The students explained the first part of the scenario (the hookup) based largely on mutual desire and alcohol consumption (which they assumed would be present at the party – despite no mention of alcohol in the scenario). One interesting finding here is that the students saw both the man and the woman as actively desiring sexual pleasure in the context of the hookup – and said that the hookup could be mutually desired and beneficial for the man and the woman.

The researchers were somewhat surprised by this response because women are often held to a different standard than men when it comes to sexual behavior, and had expected more students to disparage the woman in the scenario for having casual sex. However, very few of the 273 responses negatively labeled the woman for hooking up. Students also indicated that if the woman wasn’t expecting to see the man again after the hookup, she could be even freer to act on her desires and enjoy herself because she did not have to fear being judged for her actions.

When it came to explaining the sexless date, students often gave multiple possible rationales, with many saying that the main reason for both the man and the woman not having sex on the date was because they were both interested in a relationship and wanted to get to know the other person.  This challenges the stereotype that men are not as interested in relationships as women, and shows that students view hookups as a possible pathway to relationships.

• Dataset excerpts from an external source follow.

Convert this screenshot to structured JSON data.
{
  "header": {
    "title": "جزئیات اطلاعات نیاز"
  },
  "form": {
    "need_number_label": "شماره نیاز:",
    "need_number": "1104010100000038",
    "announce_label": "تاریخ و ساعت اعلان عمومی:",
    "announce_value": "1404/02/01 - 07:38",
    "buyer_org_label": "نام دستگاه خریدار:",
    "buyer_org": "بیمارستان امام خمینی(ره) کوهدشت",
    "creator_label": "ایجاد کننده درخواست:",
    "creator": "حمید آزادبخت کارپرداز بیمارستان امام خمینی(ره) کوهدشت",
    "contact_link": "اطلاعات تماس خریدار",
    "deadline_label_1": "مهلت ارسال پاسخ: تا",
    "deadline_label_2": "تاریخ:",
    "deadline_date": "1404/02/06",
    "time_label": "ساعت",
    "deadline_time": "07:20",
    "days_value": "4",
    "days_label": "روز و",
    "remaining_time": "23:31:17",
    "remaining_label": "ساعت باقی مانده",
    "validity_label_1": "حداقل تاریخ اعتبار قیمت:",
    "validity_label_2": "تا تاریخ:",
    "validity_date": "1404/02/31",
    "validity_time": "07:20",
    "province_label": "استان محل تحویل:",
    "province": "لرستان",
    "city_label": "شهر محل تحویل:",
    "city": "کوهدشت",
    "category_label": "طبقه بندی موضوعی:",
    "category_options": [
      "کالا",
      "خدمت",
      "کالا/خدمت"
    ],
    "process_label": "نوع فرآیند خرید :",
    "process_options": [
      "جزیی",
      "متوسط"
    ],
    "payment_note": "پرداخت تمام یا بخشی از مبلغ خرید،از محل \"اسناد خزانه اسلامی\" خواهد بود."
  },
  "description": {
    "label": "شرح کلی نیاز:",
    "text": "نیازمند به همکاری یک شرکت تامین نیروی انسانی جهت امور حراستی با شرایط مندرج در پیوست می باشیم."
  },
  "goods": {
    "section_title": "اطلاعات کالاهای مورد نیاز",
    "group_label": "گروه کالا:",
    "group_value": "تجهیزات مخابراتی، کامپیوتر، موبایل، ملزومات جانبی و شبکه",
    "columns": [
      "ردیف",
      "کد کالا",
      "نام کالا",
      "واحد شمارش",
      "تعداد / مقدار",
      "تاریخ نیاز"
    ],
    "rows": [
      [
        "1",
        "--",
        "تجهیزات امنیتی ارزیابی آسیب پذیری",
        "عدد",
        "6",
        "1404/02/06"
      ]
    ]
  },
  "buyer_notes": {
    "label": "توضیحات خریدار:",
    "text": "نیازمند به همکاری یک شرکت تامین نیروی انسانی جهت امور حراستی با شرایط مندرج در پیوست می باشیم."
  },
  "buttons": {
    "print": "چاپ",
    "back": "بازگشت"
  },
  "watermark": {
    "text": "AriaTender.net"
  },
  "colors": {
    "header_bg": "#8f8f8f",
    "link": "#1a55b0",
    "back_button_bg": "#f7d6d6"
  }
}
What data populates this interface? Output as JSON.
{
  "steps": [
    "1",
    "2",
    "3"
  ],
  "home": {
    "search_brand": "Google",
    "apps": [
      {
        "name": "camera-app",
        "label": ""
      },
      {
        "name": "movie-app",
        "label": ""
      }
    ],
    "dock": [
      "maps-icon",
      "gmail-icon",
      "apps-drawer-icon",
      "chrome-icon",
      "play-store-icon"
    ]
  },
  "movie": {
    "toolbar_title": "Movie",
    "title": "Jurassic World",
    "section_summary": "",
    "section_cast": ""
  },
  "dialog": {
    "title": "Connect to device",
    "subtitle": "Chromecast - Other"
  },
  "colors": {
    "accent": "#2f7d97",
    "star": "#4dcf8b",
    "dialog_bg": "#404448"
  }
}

However, other student explanations for the sexless date revealed stark gender differences.

For example, approximately half of the students said the woman ended the date that the man initiated with a kiss to fix the man’s impression of her and show that she is “respectable,” and thus good dating material. And when asked about the scenario in which the woman asks the man out, about half of the students said he only went on the date out of a sense of obligation—a pity date—and that he didn’t have sex because he had no real interest in her and did not want to lead her on.

“Students often brought attention to the fact that the woman asked the man out on the date to explain why he acted as he did,” says Elliott. “Students explained that if the man had been interested in her, he would have asked her out.”

Dating has been around for a long time and still reflects many gender stereotypes. Even today, the researchers say their students describe a first date much like their grandparents might have: the woman takes a long time getting ready, while the man picks her up in his car, opens doors, and pays for the date.

The researchers make clear that they do not view hooking up as a solution that levels the playing field for men and women. “We’re not suggesting that hooking up is a bastion of heterosexual equality,” says Elliott. However, they note that widely-held dating conventions carry their own gender-based assumptions and expectations – which don’t necessarily favor women.

For example, if the man is the one who is expected to ask the woman out, pick the place, pick up the woman and pay the tab, the man is clearly in the driver’s seat – both literally and figuratively. The emphasis for the woman is on trying to be liked – as evidenced by the idea that it is the woman who spends hours getting ready for the date and hopes her partner will judge her “respectable” and worthy.

The researchers argue that hookups need to be looked at in the bigger picture of dating, relationships, and sexual double standards since these choices and concerns represent many college students’ realities today.

The paper, “Casual Hookups To Formal Dates: Refining the Boundaries of the Sexual Double Standard,” is published in the October 2011 issue of Gender & Society.